Le thème principal de mon travail est "l'histoire" : elle est toujours racontée par quelqu'un, parfois à travers un mythe, un conte ou une anecdote. 

La photographie me permet de sonder la personnalité de mes modèles, leur environnement, et de recréer ainsi des histoires. 

Je m’intéresse à la vie quotidienne, aux "petites choses", et le témoignage de mes modèles m'aide à développer et à composer mes portraits. À mon avis, la vie ordinaire a beaucoup de profondeur, de force : elle dépasse souvent l'imagination. 

© Mami Kiyoshi

Photographie.com : Le jury de la Bourse du talent #50 Portrait vous a récompensé pour votre série New Reading Portraits. Comment ce projet est-il né et quel est le sens du titre choisi ?
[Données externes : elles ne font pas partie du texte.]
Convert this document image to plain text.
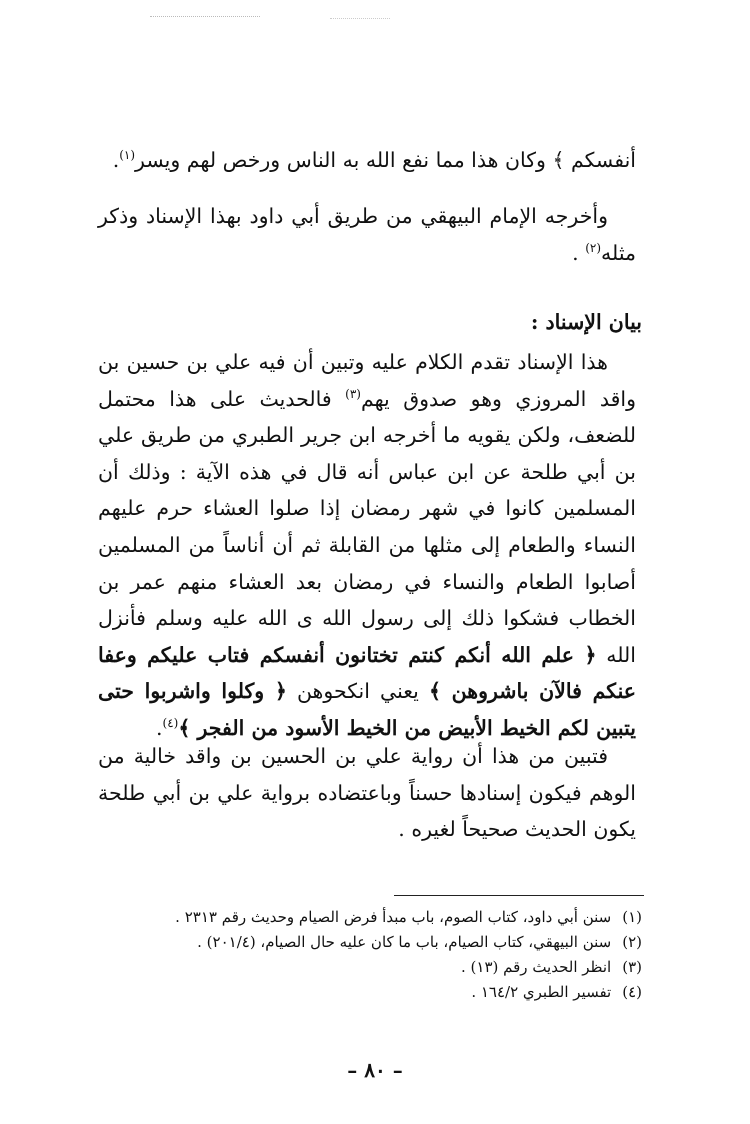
أنفسكم ﴾ وكان هذا مما نفع الله به الناس ورخص لهم ويسر$^{(١)}$.

وأخرجه الإمام البيهقي من طريق أبي داود بهذا الإسناد وذكر مثله$^{(٢)}$ .

بيان الإسناد :

هذا الإسناد تقدم الكلام عليه وتبين أن فيه علي بن حسين بن واقد المروزي وهو صدوق يهم$^{(٣)}$ فالحديث على هذا محتمل للضعف، ولكن يقويه ما أخرجه ابن جرير الطبري من طريق علي بن أبي طلحة عن ابن عباس أنه قال في هذه الآية : وذلك أن المسلمين كانوا في شهر رمضان إذا صلوا العشاء حرم عليهم النساء والطعام إلى مثلها من القابلة ثم أن أناساً من المسلمين أصابوا الطعام والنساء في رمضان بعد العشاء منهم عمر بن الخطاب فشكوا ذلك إلى رسول الله ى الله عليه وسلم فأنزل الله ﴿ علم الله أنكم كنتم تختانون أنفسكم فتاب عليكم وعفا عنكم فالآن باشروهن ﴾ يعني انكحوهن ﴿ وكلوا واشربوا حتى يتبين لكم الخيط الأبيض من الخيط الأسود من الفجر ﴾$^{(٤)}$.

فتبين من هذا أن رواية علي بن الحسين بن واقد خالية من الوهم فيكون إسنادها حسناً وباعتضاده برواية علي بن أبي طلحة يكون الحديث صحيحاً لغيره .

(١) سنن أبي داود، كتاب الصوم، باب مبدأ فرض الصيام وحديث رقم ٢٣١٣ .
(٢) سنن البيهقي، كتاب الصيام، باب ما كان عليه حال الصيام، (٢٠١/٤) .
(٣) انظر الحديث رقم (١٣) .
(٤) تفسير الطبري ١٦٤/٢ .
– ٨٠ –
En 2003, j’ai commencé à réaliser le portrait de ma famille, que j'ai intitulé Tropical Family. Le prix que j'ai remporté grâce à cette série m’a permis de poursuivre ce projet en Europe. 

Le sens du titre ? J'aimerais que l'on puisse "lire" la vie de mes modèles dans mes photos, comme on lit un livre...

Photographie.com : Vous préparez vos décors méticuleusement...

Je photographie toutes les personnes qui souhaitent participer à mon projet : des amis, ou des simples inconnus (que je rencontre grâce à de petites annonces publiées sur internet ou dans le cadre de mes expositions).

Pour chaque prise de vue, j'ai besoin de deux jours : dans un premier temps, je me rends à leur domicile, je leur pose des questions sur leur vie et j'écoute beaucoup ; le deuxième jour, je prends la photo. Il me faut en moyenne quatre heures pour préparer le décor : je déplace les meubles et les objets, en fonction de mon imagination et de leurs souhaits.

Mes photographies montrent la variété de la vie : les personnalités, les pièces, les objets, les meuble, les vêtements, tout est différent et unique. Mais ces images montrent également que la vie est en grande partie la même, quel que soit le lieu ou le pays.

© Mami Kiyoshi

Photographie.com : Votre objectif est de témoigner du présent. Pourquoi avez-vous choisi de vous éloigner de la photographie documentaire classique, et d'"amplifier" la vie des gens par des mises en scènes ?

Je pense que mon style ne s'éloigne pas beaucoup du style classique. Je rencontre des gens, je leur rends visite, j'écoute leurs histoires et je compose un portrait : c'est un peu comme un studio ambulant !

La mise en scène m'aide à montrer que la vie peut être un mythe.

Elle me permet également de faire prendre conscience aux gens que les photos sont toujours manipulées. Les gens n'y pensent pas toujours, ils ne doutent pas assez. Je ne pense pas que mon travail exprime toutes les facettes de mes modèles. Il nous est impossible de savoir si mon portrait, qui a été construit à partir de ce que mon modèle a bien souhaité dévoiler à propos de sa propre personne, est vrai ou faux. Tout ce que je souhaite faire est un portrait idéal. Je ne crois pas en la réalité de la photo.

Photographie.com : Qu'est ce que la Bourse du Talent signifie-t-elle pour vous ?

Je suis très contente de pouvoir montrer mes photographies grâce à la Bourse du Talent et à Photographie.com.

Être artiste est parfois compliqué. Nous devons souvent faire face au doute, à la peur de ne pas être compris, à des situations financières difficiles. 

Ce prix m'a donné beaucoup de courage pour continuer mon travail.